Yesterday, Rupert Murdoch's New York Post published a despicable racist smear against President Barack Obama that masqueraded as a cartoon. The Post's cartoon depicted two white police officers shooting Travis the chimpanzee (known from Coke and Old Navy television commercials), and one of them saying "[t]hey'll have to find someone else to write the next stimulus bill."
After Reverend Al Sharpton and many others expressed outrage about the cartoon, and the New York Times quoted a newsroom employee at the New York Post as saying that the Post's City Desk telephone was ringing off the hook with complaints from readers, the Post and its defenders denied that the cartoon had anything to do with President Obama. The Post issued a statement that read: "[t]he cartoon is a clear parody of a current news event, to wit the shooting of a violent chimpanzee in Connecticut. It broadly mocks Washington's efforts to revive the economy. Again, Al Sharpton reveals himself as nothing more than a publicity opportunist."
I don't buy the Post's explanation. First, the Post ignores the long history of racist comparisons of black people with monkeys and apes. Worse, this association was explicitly and repeatedly made regarding Barack Obama while Obama was running for President. Second, there is a street sign in the Post's cartoon that reads "Beware of Dogs." White police? Dogs? Black people?
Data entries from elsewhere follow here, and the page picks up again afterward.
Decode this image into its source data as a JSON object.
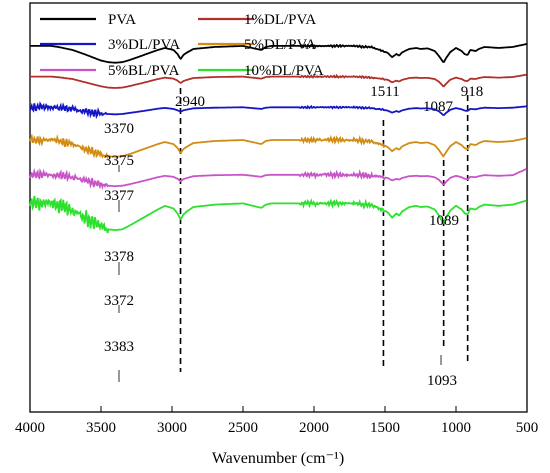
{
  "chart_data": {
    "type": "line",
    "title": "",
    "xlabel": "Wavenumber (cm⁻¹)",
    "ylabel": "",
    "x_reversed": true,
    "xlim": [
      4000,
      500
    ],
    "x_ticks": [
      "4000",
      "3500",
      "3000",
      "2500",
      "2000",
      "1500",
      "1000",
      "500"
    ],
    "legend_position": "top-left",
    "legend": [
      "PVA",
      "1%DL/PVA",
      "3%DL/PVA",
      "5%DL/PVA",
      "5%BL/PVA",
      "10%DL/PVA"
    ],
    "reference_lines": [
      {
        "x": 2940,
        "label": "2940"
      },
      {
        "x": 1511,
        "label": "1511"
      },
      {
        "x": 1087,
        "label": "1087"
      },
      {
        "x": 918,
        "label": "918"
      }
    ],
    "annotations": [
      "3370",
      "3375",
      "3377",
      "3378",
      "3372",
      "3383",
      "1089",
      "1093"
    ],
    "series": [
      {
        "name": "PVA",
        "color": "#000000",
        "baseline": 0.895,
        "x": [
          4000,
          3850,
          3800,
          3700,
          3600,
          3500,
          3450,
          3400,
          3350,
          3300,
          3200,
          3100,
          3050,
          2990,
          2960,
          2940,
          2920,
          2900,
          2850,
          2700,
          2500,
          2370,
          2340,
          2300,
          2100,
          2000,
          1800,
          1700,
          1650,
          1600,
          1560,
          1511,
          1480,
          1450,
          1420,
          1400,
          1380,
          1330,
          1280,
          1250,
          1200,
          1150,
          1120,
          1100,
          1087,
          1070,
          1040,
          1000,
          960,
          940,
          918,
          900,
          860,
          840,
          800,
          700,
          600,
          500
        ],
        "y": [
          0,
          0,
          0.005,
          0.02,
          0.045,
          0.072,
          0.08,
          0.083,
          0.08,
          0.07,
          0.045,
          0.02,
          0.01,
          0.02,
          0.04,
          0.065,
          0.045,
          0.035,
          0.015,
          0.005,
          0,
          0.02,
          0.005,
          0,
          0,
          0,
          0,
          0,
          0.005,
          0.005,
          0.015,
          0.025,
          0.035,
          0.055,
          0.04,
          0.048,
          0.032,
          0.015,
          0.01,
          0.015,
          0.012,
          0.025,
          0.05,
          0.07,
          0.082,
          0.06,
          0.03,
          0.01,
          0.025,
          0.04,
          0.045,
          0.02,
          0.025,
          0.015,
          0.005,
          0.01,
          0.005,
          -0.01
        ]
      },
      {
        "name": "1%DL/PVA",
        "color": "#b0302a",
        "baseline": 0.82,
        "x": [
          4000,
          3850,
          3800,
          3700,
          3600,
          3500,
          3450,
          3400,
          3350,
          3300,
          3200,
          3100,
          3050,
          2990,
          2960,
          2940,
          2920,
          2900,
          2850,
          2700,
          2500,
          2370,
          2340,
          2300,
          2100,
          2000,
          1800,
          1700,
          1650,
          1600,
          1560,
          1511,
          1480,
          1450,
          1420,
          1400,
          1380,
          1330,
          1280,
          1250,
          1200,
          1150,
          1120,
          1100,
          1087,
          1070,
          1040,
          1000,
          960,
          940,
          918,
          900,
          860,
          840,
          800,
          700,
          600,
          500
        ],
        "y": [
          0,
          0,
          0.003,
          0.012,
          0.03,
          0.048,
          0.054,
          0.056,
          0.054,
          0.047,
          0.03,
          0.012,
          0.005,
          0.01,
          0.02,
          0.032,
          0.022,
          0.017,
          0.007,
          0.002,
          0,
          0.01,
          0.002,
          0,
          0,
          0,
          0,
          0,
          0.002,
          0.005,
          0.008,
          0.012,
          0.016,
          0.028,
          0.02,
          0.024,
          0.016,
          0.007,
          0.005,
          0.007,
          0.006,
          0.012,
          0.025,
          0.04,
          0.05,
          0.035,
          0.015,
          0.005,
          0.012,
          0.02,
          0.022,
          0.01,
          0.012,
          0.007,
          0.002,
          0.005,
          0.002,
          -0.01
        ]
      },
      {
        "name": "3%DL/PVA",
        "color": "#1515c8",
        "baseline": 0.745,
        "x": [
          4000,
          3850,
          3800,
          3700,
          3600,
          3500,
          3450,
          3400,
          3350,
          3300,
          3200,
          3100,
          3050,
          2990,
          2960,
          2940,
          2920,
          2900,
          2850,
          2700,
          2500,
          2370,
          2340,
          2300,
          2100,
          2000,
          1800,
          1700,
          1650,
          1600,
          1560,
          1511,
          1480,
          1450,
          1420,
          1400,
          1380,
          1330,
          1280,
          1250,
          1200,
          1150,
          1120,
          1100,
          1087,
          1070,
          1040,
          1000,
          960,
          940,
          918,
          900,
          860,
          840,
          800,
          700,
          600,
          500
        ],
        "y": [
          0,
          0,
          0.002,
          0.01,
          0.02,
          0.03,
          0.033,
          0.035,
          0.033,
          0.028,
          0.018,
          0.007,
          0.003,
          0.008,
          0.015,
          0.022,
          0.015,
          0.012,
          0.005,
          0.002,
          0,
          0.008,
          0.002,
          0,
          0,
          0,
          0,
          0,
          0.002,
          0.004,
          0.008,
          0.012,
          0.017,
          0.026,
          0.019,
          0.023,
          0.015,
          0.007,
          0.004,
          0.006,
          0.005,
          0.01,
          0.02,
          0.032,
          0.04,
          0.028,
          0.012,
          0.004,
          0.01,
          0.016,
          0.018,
          0.008,
          0.01,
          0.006,
          0.002,
          0.004,
          0.002,
          -0.005
        ]
      },
      {
        "name": "5%DL/PVA",
        "color": "#d08c14",
        "baseline": 0.665,
        "x": [
          4000,
          3850,
          3800,
          3700,
          3600,
          3500,
          3450,
          3400,
          3350,
          3300,
          3200,
          3100,
          3050,
          2990,
          2960,
          2940,
          2920,
          2900,
          2850,
          2700,
          2500,
          2370,
          2340,
          2300,
          2100,
          2000,
          1800,
          1700,
          1650,
          1600,
          1560,
          1511,
          1480,
          1450,
          1420,
          1400,
          1380,
          1330,
          1280,
          1250,
          1200,
          1150,
          1120,
          1100,
          1089,
          1070,
          1040,
          1000,
          960,
          940,
          918,
          900,
          860,
          840,
          800,
          700,
          600,
          500
        ],
        "y": [
          0,
          0,
          0.005,
          0.02,
          0.045,
          0.072,
          0.08,
          0.083,
          0.08,
          0.07,
          0.045,
          0.02,
          0.01,
          0.02,
          0.04,
          0.065,
          0.045,
          0.035,
          0.015,
          0.005,
          0,
          0.02,
          0.005,
          0,
          0,
          0,
          0,
          0,
          0.005,
          0.005,
          0.015,
          0.025,
          0.035,
          0.055,
          0.04,
          0.048,
          0.032,
          0.015,
          0.01,
          0.015,
          0.012,
          0.025,
          0.05,
          0.07,
          0.082,
          0.06,
          0.03,
          0.01,
          0.025,
          0.04,
          0.045,
          0.02,
          0.025,
          0.015,
          0.005,
          0.01,
          0.005,
          -0.01
        ]
      },
      {
        "name": "5%BL/PVA",
        "color": "#c855c8",
        "baseline": 0.58,
        "x": [
          4000,
          3850,
          3800,
          3700,
          3600,
          3500,
          3450,
          3400,
          3350,
          3300,
          3200,
          3100,
          3050,
          2990,
          2960,
          2940,
          2920,
          2900,
          2850,
          2700,
          2500,
          2370,
          2340,
          2300,
          2100,
          2000,
          1800,
          1700,
          1650,
          1600,
          1560,
          1511,
          1480,
          1450,
          1420,
          1400,
          1380,
          1330,
          1280,
          1250,
          1200,
          1150,
          1120,
          1100,
          1087,
          1070,
          1040,
          1000,
          960,
          940,
          918,
          900,
          860,
          840,
          800,
          700,
          600,
          500
        ],
        "y": [
          0,
          0,
          0.003,
          0.012,
          0.03,
          0.048,
          0.054,
          0.056,
          0.054,
          0.047,
          0.03,
          0.012,
          0.005,
          0.01,
          0.02,
          0.032,
          0.022,
          0.017,
          0.007,
          0.002,
          0,
          0.01,
          0.002,
          0,
          0,
          0,
          0,
          0,
          0.002,
          0.005,
          0.008,
          0.012,
          0.016,
          0.028,
          0.02,
          0.024,
          0.016,
          0.007,
          0.005,
          0.007,
          0.006,
          0.012,
          0.025,
          0.04,
          0.05,
          0.035,
          0.015,
          0.005,
          0.012,
          0.02,
          0.022,
          0.01,
          0.012,
          0.007,
          0.002,
          0.005,
          0.002,
          -0.03
        ]
      },
      {
        "name": "10%DL/PVA",
        "color": "#2ee02e",
        "baseline": 0.51,
        "x": [
          4000,
          3850,
          3800,
          3700,
          3600,
          3500,
          3450,
          3400,
          3350,
          3300,
          3200,
          3100,
          3050,
          2990,
          2960,
          2940,
          2920,
          2900,
          2850,
          2700,
          2500,
          2370,
          2340,
          2300,
          2100,
          2000,
          1800,
          1700,
          1650,
          1600,
          1560,
          1511,
          1480,
          1450,
          1420,
          1400,
          1380,
          1330,
          1280,
          1250,
          1200,
          1150,
          1120,
          1100,
          1093,
          1070,
          1040,
          1000,
          960,
          940,
          918,
          900,
          860,
          840,
          800,
          700,
          600,
          500
        ],
        "y": [
          0,
          0,
          0.01,
          0.035,
          0.075,
          0.115,
          0.128,
          0.132,
          0.128,
          0.11,
          0.07,
          0.03,
          0.012,
          0.025,
          0.05,
          0.08,
          0.055,
          0.042,
          0.018,
          0.006,
          0,
          0.022,
          0.006,
          0,
          0,
          0,
          0,
          0,
          0.006,
          0.008,
          0.02,
          0.032,
          0.045,
          0.07,
          0.05,
          0.06,
          0.04,
          0.018,
          0.012,
          0.018,
          0.015,
          0.03,
          0.06,
          0.085,
          0.1,
          0.072,
          0.035,
          0.012,
          0.03,
          0.048,
          0.055,
          0.025,
          0.03,
          0.018,
          0.006,
          0.012,
          0.006,
          -0.015
        ]
      }
    ]
  }
}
There's quite a historical connection there. That sign didn't get into the cartoon by accident. Third, in blog comments and elsewhere, right wingers say that the Post's cartoon did not refer to Obama because Obama didn't "write" the stimulus bill. But of course Obama is the author of the bill. It was Obama's idea, and he gave the Congress the elements that he wanted in the bill. Tax cuts. Check. Infrastructure spending. Check. Renewable energy spending. Check. Education and other long-term job creation spending. Check. Home mortgage assistance. Unemployment assistance. Check. The House and Senate then ironed out the exact details and mix of these elements. It's normal for a President whose party controls the House and/or the Senate to "author," "write," "germinate," "pass down," or otherwise cause to have his party leaders draft up what is essentially "his" bill. Indeed, the Post said that the cartoon addressed "Washington's efforts," not "Congress' efforts," "to revive the economy," and obviously, President Obama is a principal part, if not the primary mover, behind those Washington "efforts."
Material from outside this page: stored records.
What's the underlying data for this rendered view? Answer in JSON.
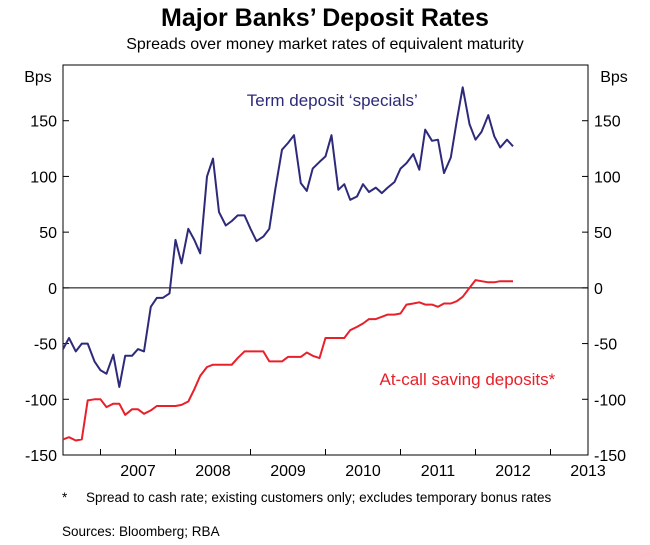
{
  "chart_data": {
    "type": "line",
    "title": "Major Banks’ Deposit Rates",
    "subtitle": "Spreads over money market rates of equivalent maturity",
    "unit_left": "Bps",
    "unit_right": "Bps",
    "ylim": [
      -150,
      200
    ],
    "yticks": [
      150,
      100,
      50,
      0,
      -50,
      -100,
      -150
    ],
    "xlim": [
      2006.5,
      2013.5
    ],
    "xtick_labels": [
      "2007",
      "2008",
      "2009",
      "2010",
      "2011",
      "2012",
      "2013"
    ],
    "grid": false,
    "series": [
      {
        "name": "Term deposit ‘specials’",
        "color": "#2e2a7a",
        "x": [
          2006.5,
          2006.58,
          2006.67,
          2006.75,
          2006.83,
          2006.92,
          2007.0,
          2007.08,
          2007.17,
          2007.25,
          2007.33,
          2007.42,
          2007.5,
          2007.58,
          2007.67,
          2007.75,
          2007.83,
          2007.92,
          2008.0,
          2008.08,
          2008.17,
          2008.25,
          2008.33,
          2008.42,
          2008.5,
          2008.58,
          2008.67,
          2008.75,
          2008.83,
          2008.92,
          2009.0,
          2009.08,
          2009.17,
          2009.25,
          2009.33,
          2009.42,
          2009.5,
          2009.58,
          2009.67,
          2009.75,
          2009.83,
          2009.92,
          2010.0,
          2010.08,
          2010.17,
          2010.25,
          2010.33,
          2010.42,
          2010.5,
          2010.58,
          2010.67,
          2010.75,
          2010.83,
          2010.92,
          2011.0,
          2011.08,
          2011.17,
          2011.25,
          2011.33,
          2011.42,
          2011.5,
          2011.58,
          2011.67,
          2011.75,
          2011.83,
          2011.92,
          2012.0,
          2012.08,
          2012.17,
          2012.25,
          2012.33,
          2012.42,
          2012.5,
          2012.58
        ],
        "values": [
          -55,
          -45,
          -57,
          -50,
          -50,
          -66,
          -74,
          -77,
          -60,
          -89,
          -61,
          -61,
          -55,
          -57,
          -17,
          -9,
          -9,
          -5,
          43,
          22,
          53,
          43,
          31,
          100,
          116,
          68,
          56,
          60,
          65,
          65,
          53,
          42,
          46,
          53,
          88,
          124,
          130,
          137,
          94,
          87,
          107,
          113,
          118,
          137,
          88,
          93,
          79,
          82,
          93,
          86,
          90,
          85,
          90,
          95,
          107,
          112,
          120,
          106,
          142,
          132,
          133,
          103,
          117,
          150,
          180,
          147,
          133,
          140,
          155,
          136,
          126,
          133,
          127,
          null
        ],
        "label_pos_x": 2008.95,
        "label_pos_y": 163
      },
      {
        "name": "At-call saving deposits*",
        "color": "#e8202a",
        "x": [
          2006.5,
          2006.58,
          2006.67,
          2006.75,
          2006.83,
          2006.92,
          2007.0,
          2007.08,
          2007.17,
          2007.25,
          2007.33,
          2007.42,
          2007.5,
          2007.58,
          2007.67,
          2007.75,
          2007.83,
          2007.92,
          2008.0,
          2008.08,
          2008.17,
          2008.25,
          2008.33,
          2008.42,
          2008.5,
          2008.58,
          2008.67,
          2008.75,
          2008.83,
          2008.92,
          2009.0,
          2009.08,
          2009.17,
          2009.25,
          2009.33,
          2009.42,
          2009.5,
          2009.58,
          2009.67,
          2009.75,
          2009.83,
          2009.92,
          2010.0,
          2010.08,
          2010.17,
          2010.25,
          2010.33,
          2010.42,
          2010.5,
          2010.58,
          2010.67,
          2010.75,
          2010.83,
          2010.92,
          2011.0,
          2011.08,
          2011.17,
          2011.25,
          2011.33,
          2011.42,
          2011.5,
          2011.58,
          2011.67,
          2011.75,
          2011.83,
          2011.92,
          2012.0,
          2012.08,
          2012.17,
          2012.25,
          2012.33,
          2012.42,
          2012.5
        ],
        "values": [
          -136,
          -134,
          -137,
          -136,
          -101,
          -100,
          -100,
          -107,
          -104,
          -104,
          -114,
          -109,
          -109,
          -113,
          -110,
          -106,
          -106,
          -106,
          -106,
          -105,
          -102,
          -91,
          -79,
          -71,
          -69,
          -69,
          -69,
          -69,
          -63,
          -57,
          -57,
          -57,
          -57,
          -66,
          -66,
          -66,
          -62,
          -62,
          -62,
          -58,
          -61,
          -63,
          -45,
          -45,
          -45,
          -45,
          -38,
          -35,
          -32,
          -28,
          -28,
          -26,
          -24,
          -24,
          -23,
          -15,
          -14,
          -13,
          -15,
          -15,
          -17,
          -14,
          -14,
          -12,
          -8,
          0,
          7,
          6,
          5,
          5,
          6,
          6,
          6
        ],
        "label_pos_x": 2010.72,
        "label_pos_y": -87
      }
    ]
  },
  "footnote": {
    "mark": "*",
    "text": "Spread to cash rate; existing customers only; excludes temporary bonus rates"
  },
  "sources": "Sources: Bloomberg; RBA"
}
The New York Post has the First Amendment right to publish this garbage. But there's a difference between what the Post has the right to do, and what's right to do. Even if the Post's flimsy explanation is to be believed and the dead chimp in its cartoon represented Congress, or "Washington," and not President Obama, it was still wildly negligent of the Post to publish a cartoon that raised so many ugly connections to our country's racist past, some of which were on full display against Barack Obama only a few months ago. Also, the best that can be said against the Post's cartoon is that it approved of deadly violence against people at one end of Pennsylvania Avenue or the other.
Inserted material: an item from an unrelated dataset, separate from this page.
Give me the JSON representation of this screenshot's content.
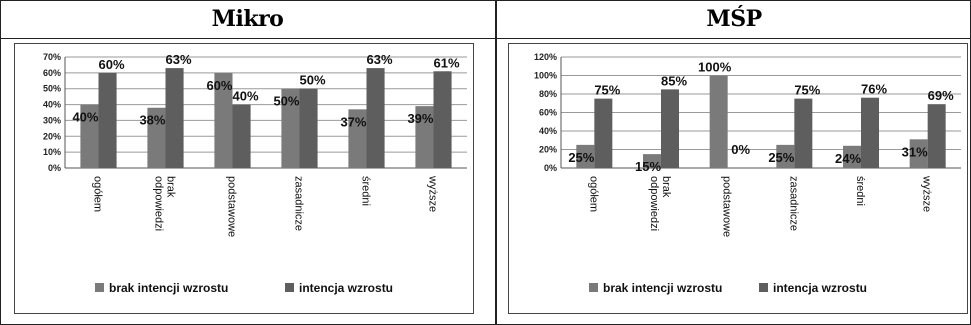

We have rights ourselves, including the right to speak out against the Post's cartoon, and to vote against such irresponsible corporate behavior with our wallets. I think the appropriate response to the Post's cartoon is to demand a full and unambiguous apology from the Post, and not the half-assed kind that merely expresses regret for "readers who may have misinterpreted the cartoon." If the Post refuses to issue such an apology, we should call for a boycott, and termination of subscriptions, to all of Rupert Murdoch's media properties, including the New York Post, the Wall Street Journal, the Fox television channels and networks, and the movies produced by 20th Century Fox's film studios.